23- Graphene: is an allotrope of carbon. Its structure is one-atom-thick planar sheets of sp2-bonded carbon atoms that are densely packed in a honeycomb crystal lattice. The term graphene was coined as a combination of graphite and the suffix -ene by Hanns-Peter Boehm, who described single-layer carbon foils in 1962.Graphene is most easily visualized as an atomic-scale chicken wire made of carbon atoms and their bonds. The crystalline or "flake" form of graphite consists of many graphene sheets stacked together. (a)
24- Quantum Hall effect in graphene: the idea of magnetic catalysis can be used to explain the observation of new quantum Hall plateaus in graphene in strong magnetic fields beyond the standard anomalous sequence at filling factors ν=4(n+½) where n is an integer. The additional quantum Hall plateaus develop at ν=0, ν=±1, ν=±3 and ν=±4.
The mechanism of magnetic catalysis in relativistic-like planar systems such as graphene is very natural. In fact, it was originally proposed for a 2+1 dimensional model, which is almost the same as the low-energy effective theory of graphene written in terms of massless Dirac fermions. In application to a single layer of graphite (i.e., graphene), magnetic catalysis triggers the breakdown of an approximate internal symmetry and, thus, lifts the 4-fold degeneracy of Landau levels. (a)
III – Conclusion
All definitions above are parts to understand the phenomenon which happening during and after the experiment.The subject is not about defining words or expressions.

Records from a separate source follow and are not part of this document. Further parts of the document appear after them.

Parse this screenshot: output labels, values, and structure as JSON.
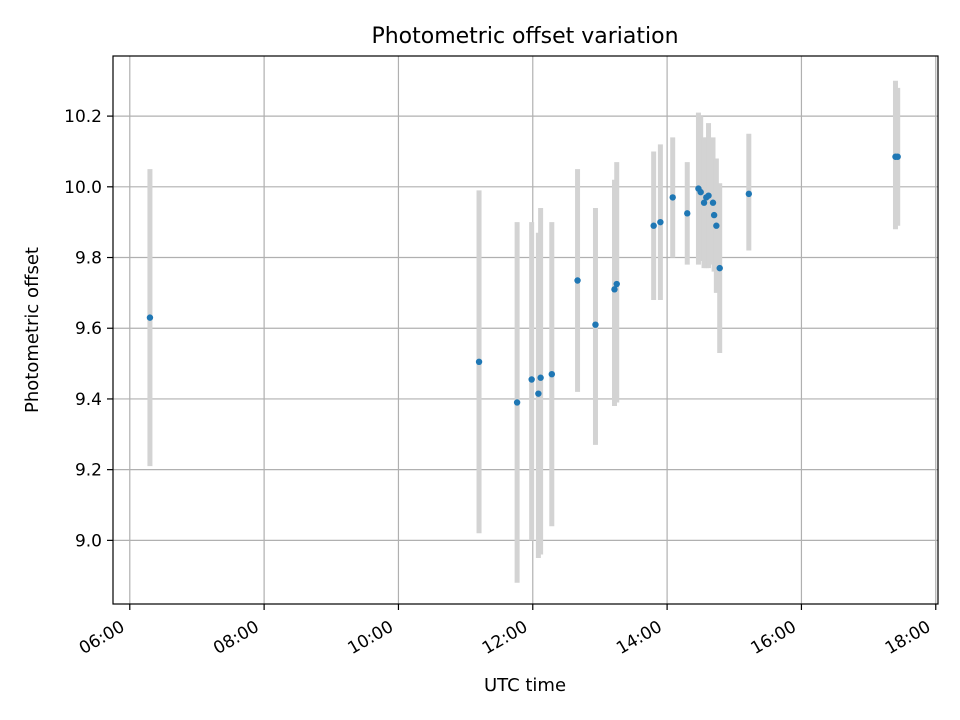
{
  "chart_data": {
    "type": "scatter",
    "title": "Photometric offset variation",
    "xlabel": "UTC time",
    "ylabel": "Photometric offset",
    "xlim": [
      "05:45",
      "18:02"
    ],
    "ylim": [
      8.82,
      10.37
    ],
    "x_ticks": [
      "06:00",
      "08:00",
      "10:00",
      "12:00",
      "14:00",
      "16:00",
      "18:00"
    ],
    "y_ticks": [
      "9.0",
      "9.2",
      "9.4",
      "9.6",
      "9.8",
      "10.0",
      "10.2"
    ],
    "grid": true,
    "point_color": "#1f77b4",
    "errorbar_color": "#d3d3d3",
    "series": [
      {
        "points": [
          {
            "x": "06:18",
            "y": 9.63,
            "lo": 9.21,
            "hi": 10.05
          },
          {
            "x": "11:12",
            "y": 9.505,
            "lo": 9.02,
            "hi": 9.99
          },
          {
            "x": "11:46",
            "y": 9.39,
            "lo": 8.88,
            "hi": 9.9
          },
          {
            "x": "11:59",
            "y": 9.455,
            "lo": 9.0,
            "hi": 9.9
          },
          {
            "x": "12:05",
            "y": 9.415,
            "lo": 8.95,
            "hi": 9.87
          },
          {
            "x": "12:07",
            "y": 9.46,
            "lo": 8.96,
            "hi": 9.94
          },
          {
            "x": "12:17",
            "y": 9.47,
            "lo": 9.04,
            "hi": 9.9
          },
          {
            "x": "12:40",
            "y": 9.735,
            "lo": 9.42,
            "hi": 10.05
          },
          {
            "x": "12:56",
            "y": 9.61,
            "lo": 9.27,
            "hi": 9.94
          },
          {
            "x": "13:13",
            "y": 9.71,
            "lo": 9.38,
            "hi": 10.02
          },
          {
            "x": "13:15",
            "y": 9.725,
            "lo": 9.39,
            "hi": 10.07
          },
          {
            "x": "13:48",
            "y": 9.89,
            "lo": 9.68,
            "hi": 10.1
          },
          {
            "x": "13:54",
            "y": 9.9,
            "lo": 9.68,
            "hi": 10.12
          },
          {
            "x": "14:05",
            "y": 9.97,
            "lo": 9.8,
            "hi": 10.14
          },
          {
            "x": "14:18",
            "y": 9.925,
            "lo": 9.78,
            "hi": 10.07
          },
          {
            "x": "14:28",
            "y": 9.995,
            "lo": 9.78,
            "hi": 10.21
          },
          {
            "x": "14:30",
            "y": 9.985,
            "lo": 9.79,
            "hi": 10.2
          },
          {
            "x": "14:33",
            "y": 9.955,
            "lo": 9.77,
            "hi": 10.14
          },
          {
            "x": "14:35",
            "y": 9.97,
            "lo": 9.77,
            "hi": 10.14
          },
          {
            "x": "14:37",
            "y": 9.975,
            "lo": 9.77,
            "hi": 10.18
          },
          {
            "x": "14:41",
            "y": 9.955,
            "lo": 9.78,
            "hi": 10.14
          },
          {
            "x": "14:42",
            "y": 9.92,
            "lo": 9.76,
            "hi": 10.08
          },
          {
            "x": "14:44",
            "y": 9.89,
            "lo": 9.7,
            "hi": 10.08
          },
          {
            "x": "14:47",
            "y": 9.77,
            "lo": 9.53,
            "hi": 10.01
          },
          {
            "x": "15:13",
            "y": 9.98,
            "lo": 9.82,
            "hi": 10.15
          },
          {
            "x": "17:24",
            "y": 10.085,
            "lo": 9.88,
            "hi": 10.3
          },
          {
            "x": "17:26",
            "y": 10.085,
            "lo": 9.89,
            "hi": 10.28
          }
        ]
      }
    ]
  }
}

So copying and pasting is a way of sharing information to give better vision to our subject. A double check to this experiment by a laboratory is important to confirm that the production of Sulfur, Diesel, Helium, Graphene, and Electricity is possible by elevating rugosa corals. I do believe that through this experiment, I am bringing sustainable elements which are important to the economies in the world.